Entre tanto, el Consejo Comunitario Mayor del Río Anchicayá ha ejercido una labor en defensa del territorio y la naturaleza y hace parte de organizaciones regionales, como el Palenque del Congal, y nacionales, como el Proceso de Comunidades Negras y el Movimiento Ríos Vivos que denuncia los daños ocasionados por proyectos hidroeléctricos y de megaminería en Colombia. Este 21 de octubre el Consejo recibió el Premio Nacional de Derechos Humanos, otorgado por la Iglesia sueca y la ONG, también sueca, Diakonia, a Proceso Colectivo del Año. El premio, aunque simbólico, reconoce la lucha de la comunidad y promete encuentros de incidencia, aún no definidos, entre sus integrantes y organismos en Europa y Estados Unidos.

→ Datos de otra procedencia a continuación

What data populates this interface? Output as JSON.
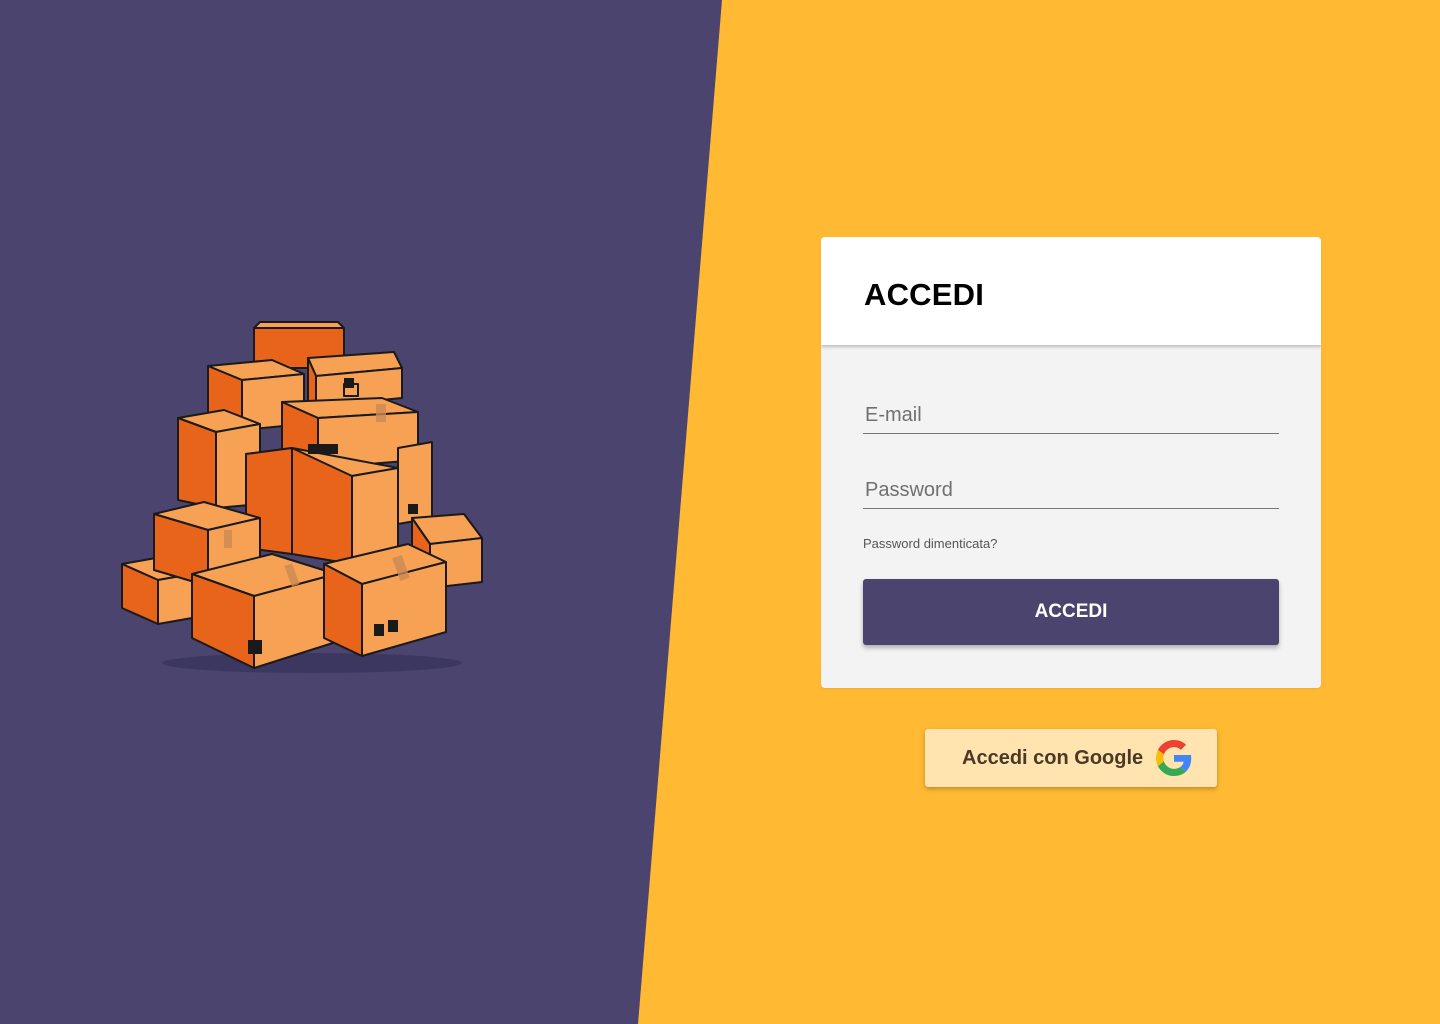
{
  "login_card": {
    "title": "ACCEDI",
    "email_placeholder": "E-mail",
    "password_placeholder": "Password",
    "forgot_password": "Password dimenticata?",
    "submit_label": "ACCEDI"
  },
  "google_login": {
    "label": "Accedi con Google",
    "icon": "google-g-icon"
  },
  "illustration": {
    "icon": "cardboard-boxes-illustration"
  },
  "colors": {
    "background_right": "#FFB933",
    "background_left": "#4A446E",
    "primary_button": "#4A446E",
    "google_button": "#FFE4B0",
    "box_orange": "#E8641A",
    "box_light": "#F7A155"
  }
}
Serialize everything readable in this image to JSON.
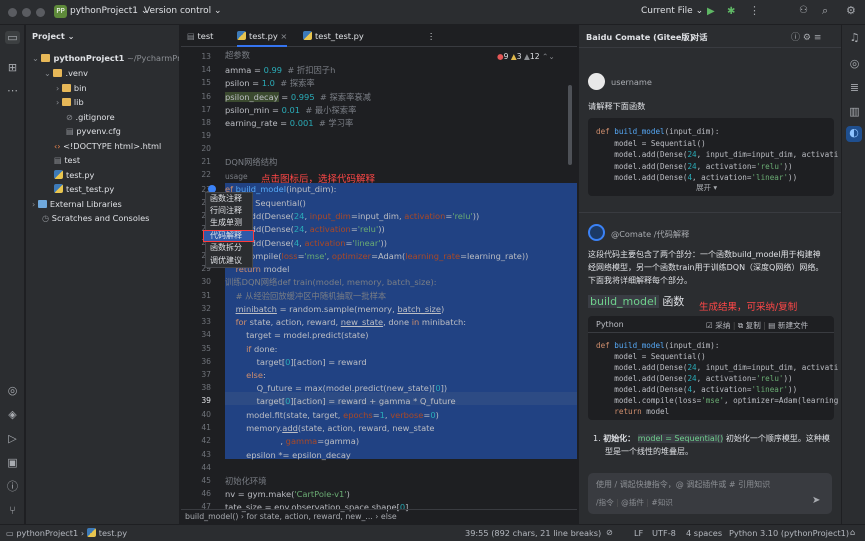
{
  "titlebar": {
    "project_badge": "PP",
    "project_name": "pythonProject1",
    "vcs": "Version control",
    "run_config": "Current File"
  },
  "project_panel": {
    "title": "Project",
    "tree": [
      {
        "label": "pythonProject1",
        "hint": "~/PycharmProject"
      },
      {
        "label": ".venv"
      },
      {
        "label": "bin"
      },
      {
        "label": "lib"
      },
      {
        "label": ".gitignore"
      },
      {
        "label": "pyvenv.cfg"
      },
      {
        "label": "<!DOCTYPE html>.html"
      },
      {
        "label": "test"
      },
      {
        "label": "test.py"
      },
      {
        "label": "test_test.py"
      },
      {
        "label": "External Libraries"
      },
      {
        "label": "Scratches and Consoles"
      }
    ]
  },
  "editor": {
    "tabs": [
      "test",
      "test.py",
      "test_test.py"
    ],
    "inspections": {
      "errors": "9",
      "warnings": "3",
      "weak": "12"
    },
    "line_numbers": [
      "13",
      "14",
      "15",
      "16",
      "17",
      "18",
      "19",
      "20",
      "21",
      "22",
      "23",
      "24",
      "25",
      "26",
      "27",
      "28",
      "29",
      "30",
      "31",
      "32",
      "33",
      "34",
      "35",
      "36",
      "37",
      "38",
      "39",
      "40",
      "41",
      "42",
      "43",
      "44",
      "45",
      "46",
      "47"
    ],
    "hint_params": "超参数",
    "hint_dqn": "DQN网络结构",
    "hint_usage": "usage",
    "hint_train": "训练DQN网络def train(model, memory, batch_size):",
    "hint_env": "初始化环境",
    "annotation": "点击图标后，选择代码解释",
    "breadcrumb": [
      "build_model()",
      "for state, action, reward, new_...",
      "else"
    ]
  },
  "context_menu": [
    "函数注释",
    "行间注释",
    "生成单测",
    "代码解释",
    "函数拆分",
    "调优建议"
  ],
  "comate": {
    "title": "Baidu Comate (Gitee版)",
    "tab": "对话",
    "username": "username",
    "user_message": "请解释下面函数",
    "bot_name": "@Comate",
    "bot_cmd": "/代码解释",
    "expand": "展开",
    "intro": "这段代码主要包含了两个部分：一个函数build_model用于构建神经网络模型，另一个函数train用于训练DQN（深度Q网络）网络。下面我将详细解释每个部分。",
    "heading": "build_model",
    "heading_suffix": "函数",
    "annotation": "生成结果，可采纳/复制",
    "code_lang": "Python",
    "code_actions": [
      "采纳",
      "复制",
      "新建文件"
    ],
    "explain_1a": "初始化：",
    "explain_1b": "model = Sequential()",
    "explain_1c": "初始化一个顺序模型。这种模",
    "explain_2": "型是一个线性的堆叠层。",
    "input_placeholder": "使用 / 调起快捷指令，@ 调起插件或 # 引用知识",
    "input_hints": [
      "/指令",
      "@插件",
      "#知识"
    ]
  },
  "statusbar": {
    "project": "pythonProject1",
    "file": "test.py",
    "position": "39:55 (892 chars, 21 line breaks)",
    "line_sep": "LF",
    "encoding": "UTF-8",
    "indent": "4 spaces",
    "interpreter": "Python 3.10 (pythonProject1)"
  }
}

Silvano Caicedo Girón se encargó del discurso de aceptación y así lo recuerda: “Para nosotros es un gran honor que después de veinte años de haber sido contaminado nuestro río se nos dé este galardón, un reconocimiento a la defensa de los derechos humanos y a la resistencia de la comunidad negra del río Anchicayá. Lo recibimos con humildad, pero también con un poquito de orgullo porque es un salvavidas para nosotros y para el Pacífico sur, donde todos los días desaparecen y matan líderes”. Ante su inconformidad frente a la sentencia del Consejo de Estado por haber excluido a algunas de las víctimas, dice que seguirán defendiendo el río por los medios que sean necesarios porque, como aseguró en la ceremonia de premiación: “La vida no es posible sin el territorio”.